My New Best Friend, The Breast Pump
I stocked up on breast milk bags, more bottles, special bras for pumping and even a car attachment for the breast pump so I could pump while driving. Every few hours I would strap that bra on, hook up and set the timer for 20 minutes and see how much milk I could get. On a good day I might get 4 ounces total in a session, but most days it was closer to 2 ounces; I couldn’t believe how little I was producing. I researched techniques to increase supply, but nothing seemed to make much of a difference.

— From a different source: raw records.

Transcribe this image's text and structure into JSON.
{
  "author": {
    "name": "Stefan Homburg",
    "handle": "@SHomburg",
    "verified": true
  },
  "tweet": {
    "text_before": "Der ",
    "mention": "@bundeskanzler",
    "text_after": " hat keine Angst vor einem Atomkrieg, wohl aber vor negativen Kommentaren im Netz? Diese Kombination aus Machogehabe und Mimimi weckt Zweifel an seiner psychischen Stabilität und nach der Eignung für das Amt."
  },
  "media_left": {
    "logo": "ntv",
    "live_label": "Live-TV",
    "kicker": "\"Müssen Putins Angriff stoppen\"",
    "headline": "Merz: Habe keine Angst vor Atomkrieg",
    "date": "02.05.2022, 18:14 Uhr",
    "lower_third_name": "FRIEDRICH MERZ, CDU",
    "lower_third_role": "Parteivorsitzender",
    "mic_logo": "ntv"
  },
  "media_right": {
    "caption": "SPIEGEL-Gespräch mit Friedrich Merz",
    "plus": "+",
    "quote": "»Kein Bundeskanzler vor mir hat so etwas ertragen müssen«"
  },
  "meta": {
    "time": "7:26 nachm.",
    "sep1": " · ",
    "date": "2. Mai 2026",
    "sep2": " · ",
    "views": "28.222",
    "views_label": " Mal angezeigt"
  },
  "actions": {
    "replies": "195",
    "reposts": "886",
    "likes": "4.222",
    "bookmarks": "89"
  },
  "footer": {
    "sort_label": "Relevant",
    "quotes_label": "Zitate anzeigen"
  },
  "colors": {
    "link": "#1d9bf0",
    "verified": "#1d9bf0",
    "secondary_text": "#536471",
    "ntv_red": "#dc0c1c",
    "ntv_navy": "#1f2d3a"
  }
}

Scheduling my day around pumping sessions and toting my pump and cooler around everywhere became the new normal. I would feed Noah breast milk in the bottle and then give him formula. He was steadily gaining weight; the doctor felt good about his progress. As I prepared to go back to work I bought clothes that would be conducive to pumping and planned out how I could fit in pumping into my work schedule. Even after a painful experience with a clogged duct, I was determined to make it work.
At 11 weeks my maternity leave ended and I started a new chapter as a working mom. There could be a whole other post about those challenges, but that’s for another day! I continued to pump for about a month and then one day I just decided I was done. I still wasn’t producing much and it felt like I was always pumping. This mama wanted to spend time enjoying my baby and that wasn’t happening while I had to constantly think about milk supply and pumping. While I still felt guilty about giving up on breast milk, I knew this was the right decision for my family.
Fed is Best
The transition to formula only feeding was easy, and my son continued to develop and grow as expected. Balancing working and mothering became a little easier because I was not stressed all the time about feeding and not constantly hooked up to the breast pump. At the end of the day fed is best, and even more importantly doing what is best for your family is always what’s best. Like most parenting decisions, there’s no “right way” to do things, and we are all figuring this out as we go.

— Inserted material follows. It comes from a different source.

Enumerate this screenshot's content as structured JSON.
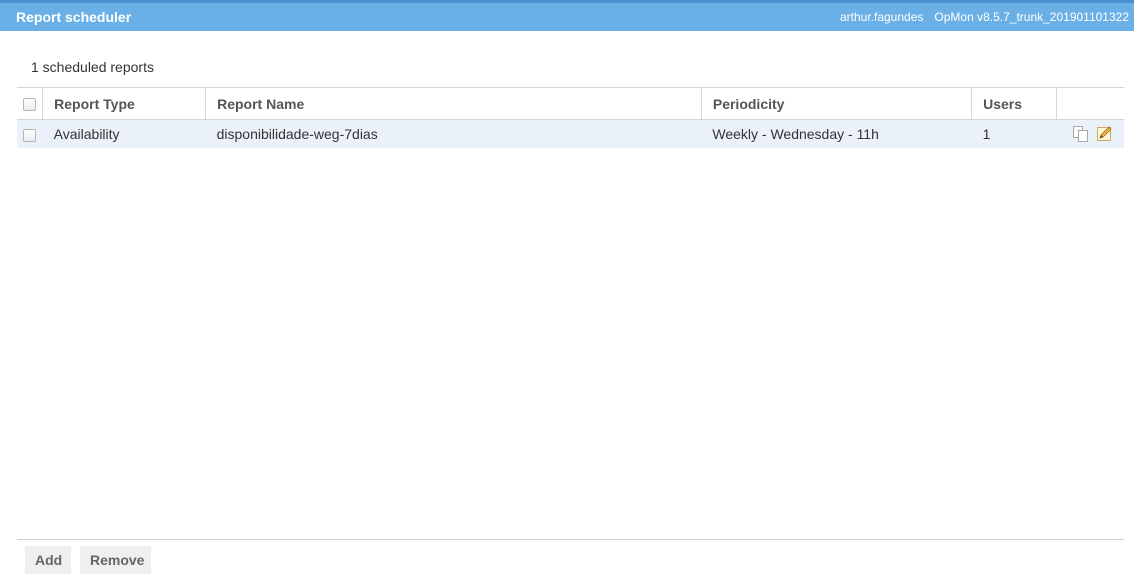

One of my cousins had a baby about a year after me, and I shared my story with her while she was pregnant. I thought it was important for her to hear and know that if she chose formula, it’s ok! I felt like I never heard that message while I was pregnant, and that is partly why I beat myself up so much during my struggles. Her baby girl was born happy and healthy, and after a couple of months, she told me that my story had been tremendously helpful in her experience as a new mom. She made the decision in the hospital to formula feed and didn’t feel guilty about it. She told me, “That decision probably saved my sanity and my marriage.”
Ultimately, you know in your heart what’s best for your baby and family and you should not feel bad about the choices you make. If you’ve struggled to breastfeed, you’re not alone! If you tried your hardest and it just didn’t happen, it’s ok. The baby days are gone before you know it. I blinked and now my son is almost 3! The tears and struggles I experienced during that season were hard, and there will be plenty of other challenges I face while we raise our little boy. Sharing our challenges helps us all be better moms.